We acknowledge each other to be orthodox and catholic Anglicans in virtue of our common adherence to the authorities accepted by and summarized in The Affirmation of St. Louis in the faith of the Holy Tradition of the Undivided catholic church and of the seven Ecumenical Councils.

We recognize in each other in all essentials the same faith; the same sacraments; the same moral teaching; and the same worship; likewise, we recognize in each other the same Holy Orders of bishops, priests, and deacons in the same Apostolic Succession, insofar as we all share the episcopate conveyed to the Continuing Churches in Denver in January 1978 in response to the call oif the congress of Saint Louis; therefore,

We welcome members of all of our Churches to Holy Communion and parochial life in any and all of the congregations of our Churches; and,

We pledge to pursue full, institutional, and organic union with each other, in a manner that respects tender consciences, builds consensus and harmony, and fulfills increasingly our Lord’s will that His Church be united; and,

We pledge also to seek unity with other Christians, including those who understand themselves to be Anglican, insofar as such unity is consistent with the essentials of Catholic faith, order, and moral teaching

The following signatures included:

The Most Rev. Brian R. Marsh
The Most Rev. Mark Haverland
The Most Rev. Walter Grundorff
The Rt. Rev. Paul C. Hewett

We are following this with interest, and one of our board members attended the last two days of the synod.  I look forward to his report.

4 thoughts on “Continuing Anglican groups sign accord

  1. Pingback: Catholic identity–Anglican identity | Anglicanorum Coetibus Society Blog

  2. This was not exactly an unexpected development, as it has been “in the works” for some time and regular updates have appeared on the web sites of at least some of the reconciling “Continuing Anglican” bodies. Nevertheless, there is much work that remains to be done before the reconciling organizations truly form a united body.

    >> The regularization of what are currently overlapping dioceses of the reconciling bodies — some of which even use the same names! — undoubtedly will be a challenge, and it probably will take some time. All of the obvious options — (1) a complete realignment of diocesan boundaries with all current diocesan bishops becoming bishops of new dioceses and parishes moving to the new dioceses within which they lie, (2) a merger of overlapping dioceses with new elections for diocesan bishops (and presumably some sort of face-saving status for those who cease to be diocesan bishops, and (3) a gradual merger of overlapping dioceses as the current bishops leave office — have major political consequences. It’s not at all clear how many bishops or parishes would be willing to accept the consequences of any of these scenarios. Any attempt to establish new diocesan boundaries is apt to be fraught with a considerable amount of gerrymandering.

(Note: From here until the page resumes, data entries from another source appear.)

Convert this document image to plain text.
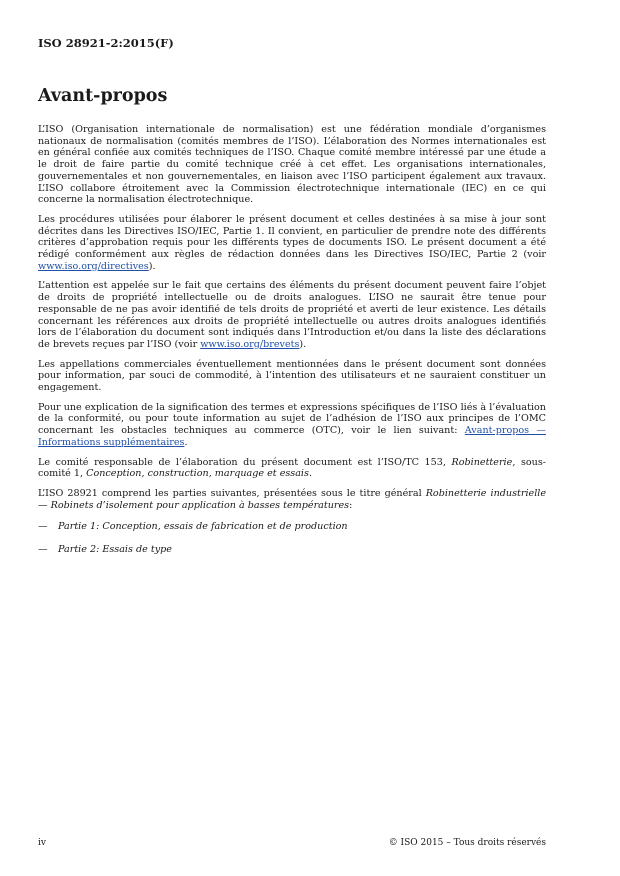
ISO 28921-2:2015(F)
Avant-propos

L’ISO (Organisation internationale de normalisation) est une fédération mondiale d’organismes nationaux de normalisation (comités membres de l’ISO). L’élaboration des Normes internationales est en général confiée aux comités techniques de l’ISO. Chaque comité membre intéressé par une étude a le droit de faire partie du comité technique créé à cet effet. Les organisations internationales, gouvernementales et non gouvernementales, en liaison avec l’ISO participent également aux travaux. L’ISO collabore étroitement avec la Commission électrotechnique internationale (IEC) en ce qui concerne la normalisation électrotechnique.

Les procédures utilisées pour élaborer le présent document et celles destinées à sa mise à jour sont décrites dans les Directives ISO/IEC, Partie 1. Il convient, en particulier de prendre note des différents critères d’approbation requis pour les différents types de documents ISO. Le présent document a été rédigé conformément aux règles de rédaction données dans les Directives ISO/IEC, Partie 2 (voir www.iso.org/directives).

L’attention est appelée sur le fait que certains des éléments du présent document peuvent faire l’objet de droits de propriété intellectuelle ou de droits analogues. L’ISO ne saurait être tenue pour responsable de ne pas avoir identifié de tels droits de propriété et averti de leur existence. Les détails concernant les références aux droits de propriété intellectuelle ou autres droits analogues identifiés lors de l’élaboration du document sont indiqués dans l’Introduction et/ou dans la liste des déclarations de brevets reçues par l’ISO (voir www.iso.org/brevets).

Les appellations commerciales éventuellement mentionnées dans le présent document sont données pour information, par souci de commodité, à l’intention des utilisateurs et ne sauraient constituer un engagement.

Pour une explication de la signification des termes et expressions spécifiques de l’ISO liés à l’évaluation de la conformité, ou pour toute information au sujet de l’adhésion de l’ISO aux principes de l’OMC concernant les obstacles techniques au commerce (OTC), voir le lien suivant: Avant-propos — Informations supplémentaires.

Le comité responsable de l’élaboration du présent document est l’ISO/TC 153, Robinetterie, sous-comité 1, Conception, construction, marquage et essais.

L’ISO 28921 comprend les parties suivantes, présentées sous le titre général Robinetterie industrielle — Robinets d’isolement pour application à basses températures:

— Partie 1: Conception, essais de fabrication et de production
— Partie 2: Essais de type
iv	© ISO 2015 – Tous droits réservés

    >> There’s also a serious question of what happens to existing relationships between the reconciling bodies and larger entities. The Anglican Church in America (ACA) is currently part of the renegade Traditional Anglican Communion (TAC) which seems not to be part of the new arrangement. The TAC’s constitutions of government give its primate a LOT of authority over the member provinces, to which I cannot envision acceptance by the reconciling bodies that are completely autonomous.

    We’ll see where this goes in the next few years. I would like to see real organizational unification, but it might or might not happen.

    That said, we have to regard anything that really removes lines of schism within the world of Christendom to be a positive development for Christian unity.